The meeting between López Obrador and Harris came a day after the federal government sent a diplomatic note to the United States to ask it to explain why it has provided funding to Mexicans Against Corruption and Impunity, a civil society organization that the president has accused of attempting to “sabotage” his administration. However, prior to the meeting López Obrador said he wouldn’t raise that issue.
He chose instead to focus more on what unites Mexico and the United States rather than the issues that divide the two countries.
“We have a border of more than 3,000 kilometers that unites us and we have to seek understanding, not fight.

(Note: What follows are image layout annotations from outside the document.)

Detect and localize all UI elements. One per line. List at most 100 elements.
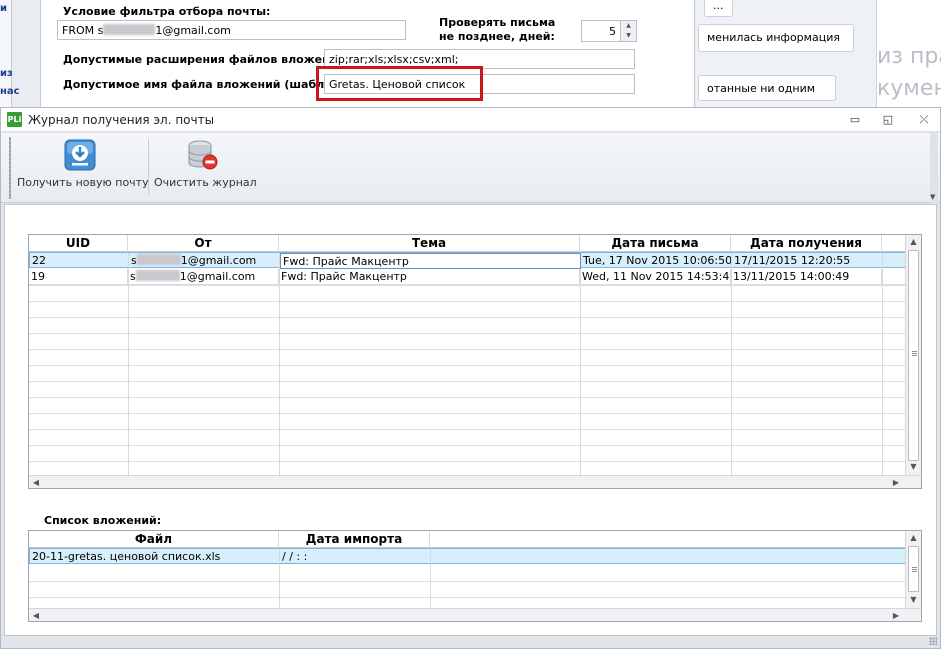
row-divider: [29, 333, 906, 334]
row-divider: [29, 285, 906, 286]
changed-info-box: менилась информация: [698, 24, 854, 52]
attachments-grid-header: Файл Дата импорта: [29, 531, 906, 548]
bg-left-text-1: и: [0, 3, 8, 14]
from-suffix: 1@gmail.com: [179, 270, 256, 283]
row-divider: [29, 597, 906, 598]
scroll-left-icon[interactable]: ◀: [29, 476, 43, 488]
changed-info-text: менилась информация: [707, 31, 840, 44]
row-divider: [29, 581, 906, 582]
scroll-thumb[interactable]: [908, 546, 919, 592]
minimize-icon[interactable]: ▭: [844, 111, 866, 129]
clear-log-button[interactable]: Очистить журнал: [154, 137, 257, 199]
row-divider: [29, 365, 906, 366]
row-divider: [29, 461, 906, 462]
col-header-file[interactable]: Файл: [29, 531, 279, 548]
table-row[interactable]: 19 s 1@gmail.com Fwd: Прайс Макцентр Wed,…: [29, 269, 906, 285]
mail-grid-header: UID От Тема Дата письма Дата получения: [29, 235, 906, 252]
maximize-icon[interactable]: ◱: [877, 111, 899, 129]
background-window: и из нас Условие фильтра отбора почты: F…: [0, 0, 941, 107]
mail-grid: UID От Тема Дата письма Дата получения 2…: [28, 234, 922, 489]
check-days-spinner[interactable]: 5 ▲ ▼: [581, 20, 637, 42]
clear-log-label: Очистить журнал: [154, 176, 257, 189]
unprocessed-box: отанные ни одним: [698, 75, 836, 101]
row-divider: [29, 381, 906, 382]
bg-far-text-1: из пра: [877, 44, 941, 69]
scroll-thumb[interactable]: [908, 250, 919, 461]
mail-grid-hscroll[interactable]: ◀ ▶: [29, 475, 921, 488]
get-new-mail-label: Получить новую почту: [17, 176, 149, 189]
row-divider: [29, 397, 906, 398]
table-row[interactable]: 20-11-gretas. ценовой список.xls / / : :: [29, 548, 906, 565]
resize-grip-icon[interactable]: [929, 637, 937, 645]
filter-condition-input[interactable]: FROM s 1@gmail.com: [57, 20, 406, 40]
row-divider: [29, 445, 906, 446]
ellipsis-button[interactable]: ...: [704, 0, 733, 17]
title-bar[interactable]: PLi Журнал получения эл. почты ▭ ◱ ⤫: [1, 108, 940, 132]
bg-far-text-2: кумен: [877, 76, 941, 101]
scroll-up-icon[interactable]: ▲: [906, 531, 921, 545]
extensions-label: Допустимые расширения файлов вложений:: [63, 53, 350, 66]
col-header-import-date[interactable]: Дата импорта: [279, 531, 430, 548]
filter-value-prefix: FROM s: [62, 24, 104, 37]
cell-date-received: 17/11/2015 12:20:55: [732, 253, 883, 269]
cell-import-date: / / : :: [280, 549, 431, 565]
background-right-pane: ... менилась информация отанные ни одним: [696, 0, 876, 107]
filter-value-suffix: 1@gmail.com: [155, 24, 231, 37]
redacted-email-blur: [135, 270, 180, 281]
attachments-hscroll[interactable]: ◀ ▶: [29, 608, 921, 621]
database-delete-icon: [187, 139, 219, 171]
cell-from: s 1@gmail.com: [128, 269, 279, 285]
close-icon[interactable]: ⤫: [913, 111, 935, 129]
unprocessed-text: отанные ни одним: [707, 82, 816, 95]
background-far-pane: из пра кумен: [876, 0, 941, 107]
attachments-grid: Файл Дата импорта 20-11-gretas. ценовой …: [28, 530, 922, 622]
mail-download-icon: [64, 139, 96, 171]
col-header-date-sent[interactable]: Дата письма: [580, 235, 731, 252]
cell-uid: 19: [29, 269, 128, 285]
scroll-right-icon[interactable]: ▶: [889, 609, 903, 621]
cell-uid: 22: [30, 253, 129, 269]
cell-date-received: 13/11/2015 14:00:49: [731, 269, 882, 285]
row-divider: [29, 349, 906, 350]
mail-grid-vscroll[interactable]: ▲ ▼: [905, 235, 921, 475]
bg-left-text-2: из: [0, 68, 13, 79]
toolbar: Получить новую почту Очистить журнал ▼: [1, 133, 940, 203]
cell-subject[interactable]: Fwd: Прайс Макцентр: [280, 253, 581, 269]
log-body: UID От Тема Дата письма Дата получения 2…: [4, 204, 937, 636]
scroll-down-icon[interactable]: ▼: [906, 593, 921, 607]
cell-date-sent: Wed, 11 Nov 2015 14:53:49 +: [582, 269, 731, 285]
toolbar-separator: [148, 139, 149, 195]
col-header-from[interactable]: От: [128, 235, 279, 252]
spinner-buttons[interactable]: ▲ ▼: [620, 21, 636, 41]
redacted-email-blur: [136, 254, 181, 265]
toolbar-overflow[interactable]: ▼: [930, 133, 938, 203]
extensions-value: zip;rar;xls;xlsx;csv;xml;: [329, 53, 459, 66]
scroll-down-icon[interactable]: ▼: [906, 460, 921, 474]
filter-condition-label: Условие фильтра отбора почты:: [63, 5, 271, 18]
attachments-label: Список вложений:: [44, 514, 162, 527]
row-divider: [29, 317, 906, 318]
row-divider: [29, 413, 906, 414]
scroll-left-icon[interactable]: ◀: [29, 609, 43, 621]
mail-settings-form: Условие фильтра отбора почты: FROM s 1@gm…: [40, 0, 695, 107]
template-label: Допустимое имя файла вложений (шаблон): [63, 78, 345, 91]
scroll-right-icon[interactable]: ▶: [889, 476, 903, 488]
get-new-mail-button[interactable]: Получить новую почту: [17, 137, 149, 199]
redacted-email-blur: [103, 24, 156, 35]
col-header-date-received[interactable]: Дата получения: [731, 235, 882, 252]
overflow-chevron-icon[interactable]: ▼: [930, 193, 935, 201]
row-divider: [29, 301, 906, 302]
bg-left-text-3: нас: [0, 86, 20, 97]
scroll-up-icon[interactable]: ▲: [906, 235, 921, 249]
mail-log-window: PLi Журнал получения эл. почты ▭ ◱ ⤫ Пол…: [0, 107, 941, 649]
spin-up-icon[interactable]: ▲: [621, 21, 636, 31]
col-header-uid[interactable]: UID: [29, 235, 128, 252]
col-header-subject[interactable]: Тема: [279, 235, 580, 252]
cell-file: 20-11-gretas. ценовой список.xls: [30, 549, 280, 565]
toolbar-grip[interactable]: [9, 137, 11, 199]
cell-subject: Fwd: Прайс Макцентр: [279, 269, 580, 285]
check-days-value: 5: [609, 25, 616, 38]
table-row[interactable]: 22 s 1@gmail.com Fwd: Прайс Макцентр Tue,…: [29, 252, 906, 269]
attachments-vscroll[interactable]: ▲ ▼: [905, 531, 921, 608]
spin-down-icon[interactable]: ▼: [621, 31, 636, 41]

There is a phrase attributed to the president Porfirio Diáz, ‘ ‘Poor Mexico, so far from God and so close to the United States,'” López Obrador said, drawing laughter from Harris and other U.S. officials.
“Now, because the relations are much better, we can say, blessed Mexico, so close to God and not so far from the United States,” he added, repeating the same message he conveyed to President Biden in March. “We’re going to continue understanding each other, we have many things in common.”